Um ensinamento rabínico diz que a pessoa solteira como que embaça a imagem de Deus, porque somente o homem e a mulher unidos em íntima reciprocidade, pelo casamento, manifestam a imagem e semelhança de Deus, como escrito no Gênesis (1L). Este ensinamento é relativizado no Novo Testamento, com Jesus que preferiu o celibato para se tornar totalmente livre para sua missão de anunciar o Reino de Deus, fazendo a vontade do Pai (Jo 4,34). O ensinamento de Jesus diz que a imagem e semelhança de Deus no homem e na mulher têm a ver com o amor oblativo, ao qual todos são convidados a viver, celibatários e casados.
De outro lado, o ensinamento rabínico evidencia um aspecto da fé válido para casados e celibatários: cada homem e mulher são chamados à nupcialidade, sem a qual homem e mulher tornam-se estéreis; não geradores de vida, incapazes de reproduzir a vida de algum modo, não somente aquela biológica.
Não é bom que o homem viva sozinho
A criação da mulher (1L) é considerada como necessidade humana para o relacionamento amoroso gerador da vida. Depois de estabelecer relação com o mundo, Adão (homem da terra) percebe uma ausência, que nem mesmo os animais, seres vivos, são capazes de preencher. Entende-se que a verdadeira comunhão de vida não acontece pela posse, mas pela possibilidade de pertença recíproca, e esta só é possível quando a comunhão é estabelecida em igual dignidade.
O sono de Adão, provocado por Deus (1L), é um modo literário para dizer que foi no silêncio do mistério divino que Deus criou a mulher. Adão e Eva se reconhecem na mesma dignidade e se acolhem concretamente, como carne da mesma carne, ossos do mesmo osso. Na reciprocidade do "eu" e do "tu" não acontece a dissolvência, mas o acolhimento “no nós” que comporta igual dignidade e relacionamento dialógico. No "mono-logo" (monólogo), o outro é obrigado a entrar no “meu esquema”; no "dia-logo" (diálogo) acontece o acolhimento, o favorecimento da partilha de experiências existenciais. Deus nos criou homem e mulher (1L) para o diálogo, para a convivência de vidas capazes de gerar mais vida.
Em síntese, compreendemos que a vida conjugal, do homem e da mulher, acontece pelo acolhimento, que se realiza no diálogo para gerar mais vida. Isto só é possível pelo e no amor oblativo, o amor que ama sem cobranças e sem esperar nada em troca, como é o modo divino de amar. Amor que se realiza trilhando os caminhos de Deus (SR); motivo pelo qual Jesus recusa a prática do divórcio (E).

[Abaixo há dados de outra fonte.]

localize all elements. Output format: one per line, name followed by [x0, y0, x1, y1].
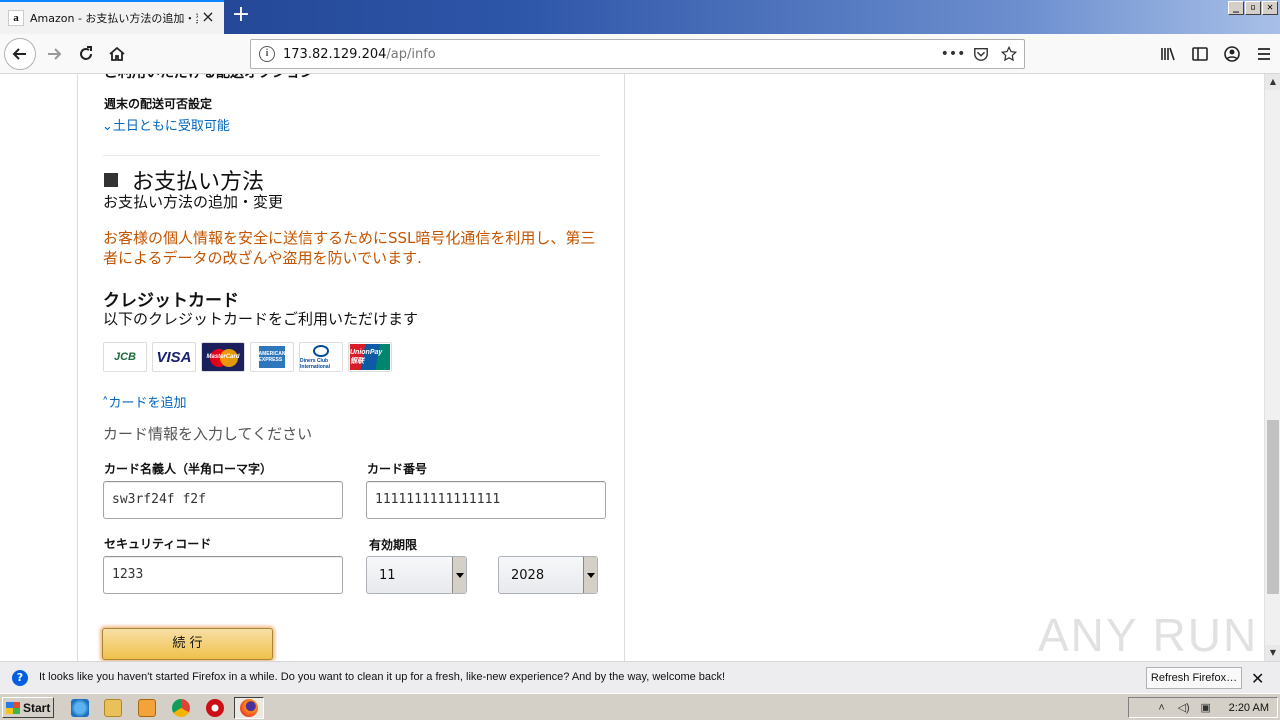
- scroll-up-arrow-icon[interactable]: ▲: [1265, 74, 1280, 90]
- account-icon[interactable]: [1216, 38, 1248, 70]
- accepted-cards: JCB VISA MasterCard AMERICAN EXPRESS Din…: [103, 342, 392, 372]
- dropdown-arrow-icon[interactable]: [583, 557, 597, 593]
- pocket-icon[interactable]: [972, 45, 990, 63]
- windows-taskbar: Start ˄ ◁) ▣ 2:20 AM: [0, 693, 1280, 720]
- start-button[interactable]: Start: [2, 697, 54, 718]
- amex-logo-icon: AMERICAN EXPRESS: [250, 342, 294, 372]
- payment-subheading: お支払い方法の追加・変更: [103, 193, 284, 211]
- chevron-down-icon: ⌄: [102, 119, 113, 134]
- browser-tab[interactable]: a Amazon - お支払い方法の追加・変更 ×: [0, 0, 224, 34]
- expiry-year-select[interactable]: 2028: [498, 556, 598, 594]
- media-player-icon[interactable]: [138, 699, 156, 717]
- restore-button[interactable]: ▫: [1245, 1, 1261, 15]
- credit-card-subtitle: 以下のクレジットカードをご利用いただけます: [103, 310, 419, 328]
- url-path: /ap/info: [386, 47, 436, 62]
- minimize-button[interactable]: _: [1228, 1, 1244, 15]
- network-icon[interactable]: ▣: [1199, 701, 1213, 715]
- amex-logo-text: AMERICAN EXPRESS: [259, 346, 285, 368]
- tab-strip: a Amazon - お支払い方法の追加・変更 × + _ ▫ ✕: [0, 0, 1280, 34]
- cardholder-name-label: カード名義人（半角ローマ字）: [104, 462, 273, 476]
- security-code-input[interactable]: 1233: [103, 556, 343, 594]
- vertical-scrollbar[interactable]: ▲ ▼: [1264, 74, 1280, 661]
- window-controls: _ ▫ ✕: [1228, 1, 1278, 15]
- mastercard-logo-text: MasterCard: [206, 354, 240, 360]
- clock[interactable]: 2:20 AM: [1229, 702, 1269, 714]
- weekend-delivery-label: 週末の配送可否設定: [104, 97, 213, 111]
- close-window-button[interactable]: ✕: [1262, 1, 1278, 15]
- url-host: 173.82.129.204: [283, 47, 387, 62]
- forward-icon[interactable]: [38, 38, 70, 70]
- card-number-input[interactable]: 1111111111111111: [366, 481, 606, 519]
- expiry-label: 有効期限: [369, 538, 418, 552]
- cardholder-name-input[interactable]: sw3rf24f f2f: [103, 481, 343, 519]
- toolbar-right: [1152, 38, 1280, 70]
- add-card-link[interactable]: ˄カードを追加: [102, 392, 187, 411]
- card-number-label: カード番号: [367, 462, 428, 476]
- square-bullet-icon: [104, 173, 118, 187]
- dropdown-arrow-icon[interactable]: [452, 557, 466, 593]
- url-bar[interactable]: i 173.82.129.204/ap/info •••: [250, 39, 1025, 69]
- refresh-firefox-button[interactable]: Refresh Firefox…: [1146, 667, 1242, 689]
- jcb-logo-icon: JCB: [103, 342, 147, 372]
- unionpay-logo-text: UnionPay 银联: [350, 344, 390, 370]
- delivery-options-heading: ご利用いただける配送オプション: [104, 74, 314, 82]
- visa-logo-text: VISA: [156, 348, 192, 366]
- expiry-month-select[interactable]: 11: [366, 556, 467, 594]
- start-label: Start: [23, 700, 51, 715]
- more-icon[interactable]: •••: [941, 45, 966, 63]
- scroll-down-arrow-icon[interactable]: ▼: [1265, 645, 1280, 661]
- add-card-link-text: カードを追加: [108, 396, 187, 411]
- folder-icon[interactable]: [104, 699, 122, 717]
- page-content: ご利用いただける配送オプション 週末の配送可否設定 ⌄土日ともに受取可能 お支払…: [0, 74, 1264, 661]
- unionpay-logo-icon: UnionPay 银联: [348, 342, 392, 372]
- new-tab-plus-icon[interactable]: +: [230, 4, 252, 28]
- system-tray: ˄ ◁) ▣ 2:20 AM: [1128, 697, 1278, 718]
- windows-logo-icon: [6, 701, 20, 714]
- menu-icon[interactable]: [1248, 38, 1280, 70]
- question-icon: ?: [12, 670, 28, 686]
- tab-title: Amazon - お支払い方法の追加・変更: [30, 12, 198, 25]
- section-divider: [103, 155, 600, 156]
- close-icon[interactable]: ✕: [1251, 669, 1264, 688]
- weekend-delivery-link-text: 土日ともに受取可能: [112, 119, 230, 134]
- home-icon[interactable]: [101, 38, 133, 70]
- navigation-toolbar: i 173.82.129.204/ap/info •••: [0, 34, 1280, 74]
- mastercard-logo-icon: MasterCard: [201, 342, 245, 372]
- diners-club-logo-icon: Diners Club International: [299, 342, 343, 372]
- diners-logo-text: Diners Club International: [300, 357, 331, 370]
- opera-icon[interactable]: [206, 699, 224, 717]
- back-icon[interactable]: [4, 38, 36, 70]
- refresh-firefox-notification: ? It looks like you haven't started Fire…: [0, 661, 1280, 693]
- url-actions: •••: [941, 45, 1018, 63]
- security-code-label: セキュリティコード: [104, 537, 212, 551]
- expiry-month-value: 11: [379, 568, 396, 583]
- library-icon[interactable]: [1152, 38, 1184, 70]
- chrome-icon[interactable]: [172, 699, 190, 717]
- info-icon[interactable]: i: [259, 46, 275, 62]
- firefox-taskbar-button[interactable]: [234, 697, 264, 719]
- weekend-delivery-link[interactable]: ⌄土日ともに受取可能: [102, 115, 230, 134]
- firefox-icon: [240, 699, 258, 717]
- expiry-year-value: 2028: [511, 568, 545, 583]
- sidebar-icon[interactable]: [1184, 38, 1216, 70]
- notification-text: It looks like you haven't started Firefo…: [39, 671, 726, 683]
- continue-button[interactable]: 続 行: [102, 628, 273, 660]
- reload-icon[interactable]: [70, 38, 102, 70]
- jcb-logo-text: JCB: [113, 351, 136, 363]
- amazon-favicon-icon: a: [8, 10, 24, 26]
- tray-expand-icon[interactable]: ˄: [1155, 701, 1169, 715]
- enter-card-info-text: カード情報を入力してください: [103, 425, 313, 443]
- visa-logo-icon: VISA: [152, 342, 196, 372]
- anyrun-watermark: ANY RUN: [1038, 609, 1259, 661]
- tab-close-icon[interactable]: ×: [200, 9, 216, 26]
- ssl-security-note: お客様の個人情報を安全に送信するためにSSL暗号化通信を利用し、第三者によるデー…: [103, 229, 596, 267]
- internet-explorer-icon[interactable]: [71, 699, 89, 717]
- scrollbar-thumb[interactable]: [1267, 420, 1279, 594]
- volume-icon[interactable]: ◁): [1177, 701, 1191, 715]
- url-text[interactable]: 173.82.129.204/ap/info: [283, 47, 436, 62]
- bookmark-star-icon[interactable]: [1000, 45, 1018, 63]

O homem e a mulher em relação
O ponto central da recusa do divórcio, da parte de Jesus, encontra-se na "dureza de coração" (E). Jesus explica que as concessões a favor do divórcio aconteceram no tempo da "dureza de coração"; agora é necessário restituir a vontade originária de Deus, que criou o homem e a mulher não como propriedade um do outro, mas como companheiros de vida que se completam um ao outro no amor e pelo amor.
Mas, existe um segundo aspecto, presente na conversa de Jesus com seus discípulos, em casa (E). Este segundo aspecto apresenta algo a mais que o caso do divórcio. Jesus introduz o tema do adultério. Neste caso, não se trata de uma natureza abstrata, mas do homem e da mulher criados em vista de uma relação nupcial que é rompida pelo divórcio; é amor traído. Em tal contexto, homem e mulher se mancham pelo pecado do adultério, porque a nupcialidade é fundamental compreender a natureza do homem e da mulher, criados um para o outro para produzir e gerar vida um para o outro. É com a chave da nupcialidade que se compreende também a Deus, que quis se ligar à humanidade como esposo do povo, como homem e mulher se ligam em casamento. Toda a História da Salvação é lida como relacionamento nupcial. O adultério mancha, denigre este sacramento divino da união de Deus com a humanidade. Ainda mais, o adultério contamina quem se relaciona com adúlteros. A compreensão deste conceito teológico tem a ver com o amor divino: o dom total de si, a entrega recíproca, para que o amor gere vida. O adultério não se realiza no amor, mas no egoísmo de querer possuir sem a oblatividade do amor.